R. Yo creo que la lucha se justifica por sí misma, quizá porque
no soy un soldado, soy un guerrero, y la diferencia es que un soldado quiere la
victoria y un guerrero quiere la batalla. Tras la primera manifestación grande
que hicimos en el año 2000, me preguntaban «pero qué hemos conseguido» y yo
siempre decía: «pasar una tarde estupenda, una tarde en la que en vez de estar
metidos en casa maldiciendo, hemos estado todos juntos defendiendo lo nuestro».
Y bueno, visto ahora, te das cuenta de que los ideales
constitucionalistas en el País Vasco han sido traicionados por este
Gobierno. Desde Zapatero, por mantener una ficción de poder de izquierdas, se
ha traicionado lo que era verdaderamente importante, que es la defensa
constitucional y la propuesta de un modelo no nacionalista para el País Vasco y
Cataluña. Estoy
convencido de que veremos a Otegi de lendakari, lo cual no es una
tragedia cósmica, pero es un fastidio.
P. ¿Y qué se puede hacer para rebajar, no solamente las
ansias del nacionalismo, sino su legitimación en el espacio público?
R. Eso no es cuestión de un día. Muchos hemos estado batallando por defender
unos principios, por ejemplo, corregir la entrega de las competencias
educativas a las autonomías, y sobre todo a las autonomías nacionalistas. Es un
error. Debería haber un cuerpo de enseñanza común que defendiera unos
principios históricos, políticos, etcétera, para todo el país. No olvidemos que
el nacionalismo surge en España en el XIX y no en Francia, porque allí había
una educación pública laica. En España, la educación estaba en manos de curas
que amparaban lenguas regionales y criticaban al gobierno central porque era
masón, y seguimos en la misma tesitura. La mitología de que con tal de evitar a
la derecha todo está justificado es la ruina política de España desde hace
años. Y en eso estamos.
«Me la sopla si el PSOE sobrevive o no, me importa que
sobreviva la democracia española»
P. Hace un par de semanas, Ignacio Varela nos decía en este
mismo sofá que dudaba que el PSOE sobreviviera a Pedro Sánchez.
R. A mi, te digo la verdad, me la sopla si el PSOE sobrevive o no
sobrevive. A mí lo que me importa es que sobreviva la democracia española.
Y eso sí que lo veo difícil: la cantidad de cosas importantes que se están
sacrificando en el altar de Pedro Sánchez están lesionando, no al PSOE, que me
trae sin cuidado, sino a la democracia española.
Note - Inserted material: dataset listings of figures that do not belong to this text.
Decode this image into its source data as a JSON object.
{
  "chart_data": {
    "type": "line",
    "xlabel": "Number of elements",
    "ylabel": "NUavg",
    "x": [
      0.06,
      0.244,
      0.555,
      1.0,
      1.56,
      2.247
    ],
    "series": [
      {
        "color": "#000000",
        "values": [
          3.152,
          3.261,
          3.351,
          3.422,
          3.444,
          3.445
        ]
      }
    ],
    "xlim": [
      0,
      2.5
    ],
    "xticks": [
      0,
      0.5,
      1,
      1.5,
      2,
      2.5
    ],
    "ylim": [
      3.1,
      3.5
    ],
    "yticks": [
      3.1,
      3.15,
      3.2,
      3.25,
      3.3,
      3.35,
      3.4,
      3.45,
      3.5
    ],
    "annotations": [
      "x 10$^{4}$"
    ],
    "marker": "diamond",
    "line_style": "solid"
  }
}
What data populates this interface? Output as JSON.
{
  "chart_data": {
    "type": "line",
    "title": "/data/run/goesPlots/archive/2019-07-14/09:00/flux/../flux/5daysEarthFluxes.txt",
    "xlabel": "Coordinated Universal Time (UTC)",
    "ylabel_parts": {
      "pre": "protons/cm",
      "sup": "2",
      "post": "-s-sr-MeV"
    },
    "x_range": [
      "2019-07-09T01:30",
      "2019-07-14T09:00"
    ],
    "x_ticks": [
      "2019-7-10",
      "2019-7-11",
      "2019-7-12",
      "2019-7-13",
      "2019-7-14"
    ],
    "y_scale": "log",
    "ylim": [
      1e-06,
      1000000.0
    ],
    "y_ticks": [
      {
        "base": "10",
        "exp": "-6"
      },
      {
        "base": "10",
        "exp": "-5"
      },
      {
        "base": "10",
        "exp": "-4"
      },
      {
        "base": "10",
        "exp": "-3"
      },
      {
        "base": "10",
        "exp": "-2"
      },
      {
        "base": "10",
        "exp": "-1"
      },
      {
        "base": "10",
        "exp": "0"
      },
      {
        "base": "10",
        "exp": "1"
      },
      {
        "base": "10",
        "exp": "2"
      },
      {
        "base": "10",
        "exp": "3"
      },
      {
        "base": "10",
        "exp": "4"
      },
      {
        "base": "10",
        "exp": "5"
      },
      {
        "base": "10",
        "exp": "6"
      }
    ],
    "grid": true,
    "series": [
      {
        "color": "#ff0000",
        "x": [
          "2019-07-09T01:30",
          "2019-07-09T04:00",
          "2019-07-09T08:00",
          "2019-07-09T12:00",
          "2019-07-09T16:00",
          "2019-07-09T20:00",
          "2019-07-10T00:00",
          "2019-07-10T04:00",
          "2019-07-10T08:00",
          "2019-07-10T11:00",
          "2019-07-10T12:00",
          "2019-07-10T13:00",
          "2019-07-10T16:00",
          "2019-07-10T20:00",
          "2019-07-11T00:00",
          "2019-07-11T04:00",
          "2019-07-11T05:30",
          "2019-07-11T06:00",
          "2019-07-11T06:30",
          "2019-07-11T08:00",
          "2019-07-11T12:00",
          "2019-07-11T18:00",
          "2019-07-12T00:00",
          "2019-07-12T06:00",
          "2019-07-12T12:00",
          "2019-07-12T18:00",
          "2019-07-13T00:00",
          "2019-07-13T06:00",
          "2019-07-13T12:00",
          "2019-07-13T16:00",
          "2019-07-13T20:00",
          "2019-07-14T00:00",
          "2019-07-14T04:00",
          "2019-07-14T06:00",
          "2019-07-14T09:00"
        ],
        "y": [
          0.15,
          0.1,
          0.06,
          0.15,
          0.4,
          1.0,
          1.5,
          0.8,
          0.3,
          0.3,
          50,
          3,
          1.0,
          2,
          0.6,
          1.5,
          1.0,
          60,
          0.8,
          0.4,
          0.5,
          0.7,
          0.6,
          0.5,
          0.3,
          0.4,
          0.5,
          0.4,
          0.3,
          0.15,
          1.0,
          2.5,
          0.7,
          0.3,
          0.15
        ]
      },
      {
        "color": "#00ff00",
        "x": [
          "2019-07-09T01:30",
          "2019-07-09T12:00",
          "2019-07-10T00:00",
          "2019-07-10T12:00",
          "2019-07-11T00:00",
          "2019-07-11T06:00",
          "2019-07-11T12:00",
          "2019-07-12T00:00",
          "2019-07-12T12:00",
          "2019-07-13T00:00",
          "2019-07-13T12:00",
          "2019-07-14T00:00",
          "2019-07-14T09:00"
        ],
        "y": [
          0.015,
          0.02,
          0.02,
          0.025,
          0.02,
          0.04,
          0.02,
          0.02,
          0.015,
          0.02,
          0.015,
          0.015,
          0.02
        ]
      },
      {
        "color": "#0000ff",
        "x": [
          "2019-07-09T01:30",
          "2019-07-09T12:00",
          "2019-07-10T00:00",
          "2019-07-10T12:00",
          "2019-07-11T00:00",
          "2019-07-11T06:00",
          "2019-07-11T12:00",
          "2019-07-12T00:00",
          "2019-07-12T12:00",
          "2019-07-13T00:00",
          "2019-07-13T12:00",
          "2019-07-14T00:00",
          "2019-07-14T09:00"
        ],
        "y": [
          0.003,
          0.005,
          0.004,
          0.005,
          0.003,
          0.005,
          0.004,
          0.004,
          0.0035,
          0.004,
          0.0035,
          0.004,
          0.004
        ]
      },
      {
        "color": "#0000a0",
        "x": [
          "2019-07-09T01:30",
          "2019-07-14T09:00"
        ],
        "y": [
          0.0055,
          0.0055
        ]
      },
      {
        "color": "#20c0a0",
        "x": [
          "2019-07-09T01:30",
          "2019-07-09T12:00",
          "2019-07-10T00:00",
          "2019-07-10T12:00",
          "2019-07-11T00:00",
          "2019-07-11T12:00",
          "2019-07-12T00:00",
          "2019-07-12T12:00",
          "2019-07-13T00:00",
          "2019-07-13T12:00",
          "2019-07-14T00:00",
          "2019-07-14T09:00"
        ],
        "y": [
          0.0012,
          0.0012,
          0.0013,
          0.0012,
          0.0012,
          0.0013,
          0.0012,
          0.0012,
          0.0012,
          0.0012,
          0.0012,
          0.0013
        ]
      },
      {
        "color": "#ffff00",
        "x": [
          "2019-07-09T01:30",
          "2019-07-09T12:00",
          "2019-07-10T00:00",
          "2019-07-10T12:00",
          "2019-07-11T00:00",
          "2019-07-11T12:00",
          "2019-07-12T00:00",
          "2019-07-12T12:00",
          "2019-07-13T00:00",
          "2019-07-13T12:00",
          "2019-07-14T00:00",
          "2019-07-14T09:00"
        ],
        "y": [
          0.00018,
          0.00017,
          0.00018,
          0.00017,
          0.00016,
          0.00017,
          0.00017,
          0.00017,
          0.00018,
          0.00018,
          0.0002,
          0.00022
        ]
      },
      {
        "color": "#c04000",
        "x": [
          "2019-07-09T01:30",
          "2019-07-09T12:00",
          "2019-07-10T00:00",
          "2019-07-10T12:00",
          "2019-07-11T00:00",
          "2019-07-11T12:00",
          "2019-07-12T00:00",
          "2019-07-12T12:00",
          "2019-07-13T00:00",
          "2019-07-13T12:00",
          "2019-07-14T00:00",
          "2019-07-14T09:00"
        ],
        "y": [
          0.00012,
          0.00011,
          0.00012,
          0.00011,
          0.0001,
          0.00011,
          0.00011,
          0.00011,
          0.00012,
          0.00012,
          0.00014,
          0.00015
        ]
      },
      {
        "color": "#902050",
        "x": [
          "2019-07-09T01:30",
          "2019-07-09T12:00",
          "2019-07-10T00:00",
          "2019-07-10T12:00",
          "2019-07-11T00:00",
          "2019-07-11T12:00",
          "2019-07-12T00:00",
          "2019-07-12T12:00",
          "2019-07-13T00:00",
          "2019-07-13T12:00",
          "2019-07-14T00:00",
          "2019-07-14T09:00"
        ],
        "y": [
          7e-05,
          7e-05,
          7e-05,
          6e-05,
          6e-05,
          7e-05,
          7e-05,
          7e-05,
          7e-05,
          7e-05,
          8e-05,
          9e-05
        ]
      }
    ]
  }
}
P. ¿Cuál es actualmente el mayor riesgo para la democracia
española?
R. Eso lo explicaba muy bien también Ignacio Varela: el hecho de que se
vacíe de contenido, es decir, que se convierta en un animal disecado. El otro
día, por ejemplo, Batet modificó las mayorías de la Comisión de Secretos para
dar entrada a partidos que no deben estar ahí, por la misma razón que no es
aconsejable poner a Al Capone al frente de la Brigada Criminal. Y el hecho de
que se reaccione pasivamente a eso indica que se pierde el nervio, se pierde la
médula de lo que es la democracia.
P. ¿Te ha decepcionado cómo ciertas capas de la sociedad,
incluidos algunos medios, han tolerado estos embistes a la democracia?
R. Yo creo que la sociedad ha respondido mejor. El éxito de Díaz Ayuso, por
ejemplo, demuestra que la gente no está contenta. Ahora, que intelectuales,
profesores o periodistas hayan sido tan acomodaticios, y que haya tan poco
nervio racional, intelectual, que se enfrente a ello, sí, me parece
decepcionante.
P. Y para terminar, ¿a quién quieres que invitemos a ‘Vidas
Cruzadas’ de tu parte?
R. He pensado en José Luis Pardo, él es un filósofo de verdad, no como yo, y
además es una persona inteligente y decente. Creo que a la gente le va a
interesar mucho lo que tiene que decir.